The plaintiff-respondents allege a conspiracy on the part of the Baby Bells and other competitive local exchange carriers (CLECs) (read the big guys) to prevent incumbent local exchange carriers (ILECs) (read, the little guys) from entering formerly monopolized markets. In support of this averment, plaintiffs offer ... well nothing ... at least not until they get a shot at discovery. The district court dismissed the claim on the pleadings.
The 2d. Cir. reversed, holding no evidence was necessary--indeed, that the burden on antitrust claimants is "relatively modest." Among other curious rulings, the 2d Cir. would shift antitrust pleading's "plus factors"--necessary where there are hazy allegations such as the conspiracy here alleged--to after discovery is completed. What pleading?

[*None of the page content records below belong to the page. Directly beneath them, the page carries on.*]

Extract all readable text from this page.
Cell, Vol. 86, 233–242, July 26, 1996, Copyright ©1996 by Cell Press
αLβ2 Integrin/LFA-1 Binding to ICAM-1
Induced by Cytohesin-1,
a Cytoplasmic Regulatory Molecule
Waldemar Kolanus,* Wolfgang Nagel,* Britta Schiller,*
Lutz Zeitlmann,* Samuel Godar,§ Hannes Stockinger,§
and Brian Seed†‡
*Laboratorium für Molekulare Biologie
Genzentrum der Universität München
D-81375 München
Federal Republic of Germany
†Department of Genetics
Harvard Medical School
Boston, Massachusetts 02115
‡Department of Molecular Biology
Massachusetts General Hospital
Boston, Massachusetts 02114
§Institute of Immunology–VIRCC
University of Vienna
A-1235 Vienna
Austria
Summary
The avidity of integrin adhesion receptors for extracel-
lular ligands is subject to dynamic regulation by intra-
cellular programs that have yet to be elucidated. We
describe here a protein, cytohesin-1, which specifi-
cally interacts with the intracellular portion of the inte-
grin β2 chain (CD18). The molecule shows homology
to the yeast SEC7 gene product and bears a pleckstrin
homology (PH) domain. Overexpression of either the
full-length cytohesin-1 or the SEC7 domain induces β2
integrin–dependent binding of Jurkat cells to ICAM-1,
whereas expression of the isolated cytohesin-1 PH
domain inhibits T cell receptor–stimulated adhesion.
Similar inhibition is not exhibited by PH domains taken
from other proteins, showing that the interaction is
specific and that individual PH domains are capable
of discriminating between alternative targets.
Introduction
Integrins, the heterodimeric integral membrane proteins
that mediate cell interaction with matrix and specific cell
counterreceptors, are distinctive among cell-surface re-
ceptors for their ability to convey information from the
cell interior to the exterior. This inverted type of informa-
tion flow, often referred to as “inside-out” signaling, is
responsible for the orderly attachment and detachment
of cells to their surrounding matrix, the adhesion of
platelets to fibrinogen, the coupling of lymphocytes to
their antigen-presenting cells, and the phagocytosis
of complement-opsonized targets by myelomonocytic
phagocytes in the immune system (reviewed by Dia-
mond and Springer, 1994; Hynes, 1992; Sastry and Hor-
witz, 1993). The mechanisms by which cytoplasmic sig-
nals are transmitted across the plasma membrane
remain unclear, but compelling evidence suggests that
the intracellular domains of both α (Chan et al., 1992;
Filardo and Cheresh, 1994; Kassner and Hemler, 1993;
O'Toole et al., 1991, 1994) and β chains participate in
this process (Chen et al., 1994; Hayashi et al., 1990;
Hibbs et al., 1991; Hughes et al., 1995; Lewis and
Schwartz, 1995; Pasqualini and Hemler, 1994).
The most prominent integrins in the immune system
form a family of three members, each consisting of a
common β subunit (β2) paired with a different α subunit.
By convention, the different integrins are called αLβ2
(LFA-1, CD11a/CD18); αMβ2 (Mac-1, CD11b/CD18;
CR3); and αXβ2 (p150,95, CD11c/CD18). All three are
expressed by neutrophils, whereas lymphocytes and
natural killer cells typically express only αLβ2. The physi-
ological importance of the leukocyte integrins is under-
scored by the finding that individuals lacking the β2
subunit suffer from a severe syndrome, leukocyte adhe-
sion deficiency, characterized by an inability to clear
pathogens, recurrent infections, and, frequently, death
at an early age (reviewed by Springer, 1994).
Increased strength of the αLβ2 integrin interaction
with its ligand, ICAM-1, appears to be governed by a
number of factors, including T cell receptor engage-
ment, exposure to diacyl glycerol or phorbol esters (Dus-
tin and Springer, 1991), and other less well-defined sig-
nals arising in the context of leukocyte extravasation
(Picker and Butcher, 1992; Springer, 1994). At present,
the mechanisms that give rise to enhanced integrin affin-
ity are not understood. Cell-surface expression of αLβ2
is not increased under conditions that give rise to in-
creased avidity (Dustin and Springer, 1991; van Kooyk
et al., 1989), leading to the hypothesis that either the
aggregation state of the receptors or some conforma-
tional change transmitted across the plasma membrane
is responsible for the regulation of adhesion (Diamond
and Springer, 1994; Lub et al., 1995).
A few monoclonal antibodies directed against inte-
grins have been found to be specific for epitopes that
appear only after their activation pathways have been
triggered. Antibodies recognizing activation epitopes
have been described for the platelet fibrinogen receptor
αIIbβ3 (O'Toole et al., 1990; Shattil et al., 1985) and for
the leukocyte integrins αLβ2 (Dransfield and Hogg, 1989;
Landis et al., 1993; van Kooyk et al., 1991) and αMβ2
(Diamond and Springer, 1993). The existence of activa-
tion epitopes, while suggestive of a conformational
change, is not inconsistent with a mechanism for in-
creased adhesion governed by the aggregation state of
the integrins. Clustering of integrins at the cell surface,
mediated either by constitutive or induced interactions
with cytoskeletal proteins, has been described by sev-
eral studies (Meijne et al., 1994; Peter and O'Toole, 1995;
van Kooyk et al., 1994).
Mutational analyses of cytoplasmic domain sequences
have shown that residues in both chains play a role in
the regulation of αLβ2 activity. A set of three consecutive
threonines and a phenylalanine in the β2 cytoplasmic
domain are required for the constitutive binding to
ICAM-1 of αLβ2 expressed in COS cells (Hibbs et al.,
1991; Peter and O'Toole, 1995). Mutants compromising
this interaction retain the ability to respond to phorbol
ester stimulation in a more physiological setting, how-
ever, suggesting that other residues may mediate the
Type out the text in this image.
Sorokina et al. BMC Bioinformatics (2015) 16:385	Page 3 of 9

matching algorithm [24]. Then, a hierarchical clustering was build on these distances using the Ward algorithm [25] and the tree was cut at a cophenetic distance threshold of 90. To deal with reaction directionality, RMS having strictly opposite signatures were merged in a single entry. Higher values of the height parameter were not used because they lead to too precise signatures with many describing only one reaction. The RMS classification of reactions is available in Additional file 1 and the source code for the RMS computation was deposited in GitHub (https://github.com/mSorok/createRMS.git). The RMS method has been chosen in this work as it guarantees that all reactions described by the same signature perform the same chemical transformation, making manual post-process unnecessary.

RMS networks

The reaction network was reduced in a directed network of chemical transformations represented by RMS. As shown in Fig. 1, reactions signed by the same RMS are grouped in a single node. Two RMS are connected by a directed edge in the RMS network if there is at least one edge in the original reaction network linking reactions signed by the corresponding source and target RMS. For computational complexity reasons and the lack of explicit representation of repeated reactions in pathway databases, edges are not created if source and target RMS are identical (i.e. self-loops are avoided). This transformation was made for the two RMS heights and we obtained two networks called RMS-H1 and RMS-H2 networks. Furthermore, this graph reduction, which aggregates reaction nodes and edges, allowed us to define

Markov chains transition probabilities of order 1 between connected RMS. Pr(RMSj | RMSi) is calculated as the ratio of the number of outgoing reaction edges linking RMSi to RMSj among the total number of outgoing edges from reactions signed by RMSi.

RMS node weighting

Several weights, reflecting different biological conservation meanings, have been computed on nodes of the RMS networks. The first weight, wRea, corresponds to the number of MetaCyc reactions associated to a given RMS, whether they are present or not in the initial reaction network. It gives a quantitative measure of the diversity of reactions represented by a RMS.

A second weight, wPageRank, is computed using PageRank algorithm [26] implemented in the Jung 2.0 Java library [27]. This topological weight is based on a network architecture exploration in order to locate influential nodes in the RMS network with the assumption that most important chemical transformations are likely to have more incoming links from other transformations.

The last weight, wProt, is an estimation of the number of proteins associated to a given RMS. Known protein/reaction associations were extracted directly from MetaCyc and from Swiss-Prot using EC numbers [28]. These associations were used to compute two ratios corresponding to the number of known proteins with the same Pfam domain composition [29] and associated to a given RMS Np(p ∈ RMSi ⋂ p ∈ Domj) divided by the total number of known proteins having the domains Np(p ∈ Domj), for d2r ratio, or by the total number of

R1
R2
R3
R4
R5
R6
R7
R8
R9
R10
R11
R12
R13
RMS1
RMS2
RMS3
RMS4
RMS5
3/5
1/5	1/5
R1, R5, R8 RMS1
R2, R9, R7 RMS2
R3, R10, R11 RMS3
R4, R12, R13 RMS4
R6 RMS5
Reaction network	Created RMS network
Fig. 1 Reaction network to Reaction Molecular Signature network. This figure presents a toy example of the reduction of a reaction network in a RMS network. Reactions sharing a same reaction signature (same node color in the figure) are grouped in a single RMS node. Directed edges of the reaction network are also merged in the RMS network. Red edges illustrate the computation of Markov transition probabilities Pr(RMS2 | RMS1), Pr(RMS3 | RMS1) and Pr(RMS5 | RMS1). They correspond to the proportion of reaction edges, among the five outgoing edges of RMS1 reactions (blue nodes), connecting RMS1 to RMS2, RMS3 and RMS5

The plaintiff-respondents principally argue notice pleading. They say Fed. R. Civ. Pro. 8(e)(1) & 9(b) are broad enough to encompass bare assertions of conspiracy--even under the Sherman Act, where the S. Ct. has been tightening the screws on plaintiffs for decades. Treble damages and attorney fees are more than enough to incentivize fishing in every single nook of every business. The 2d Cir.'s standard would create a real moral hazard--an industry of antitrust investigation to the extent one does not already exist.
I think the S. Ct. will see the plaintiff-respondent's claim for the fishing invitation it would seem to be, and dismiss the case.
As those in antitrust can attest, Prof. Drake thinks this one's huge. Oral arguments should be here later today or tomorrow.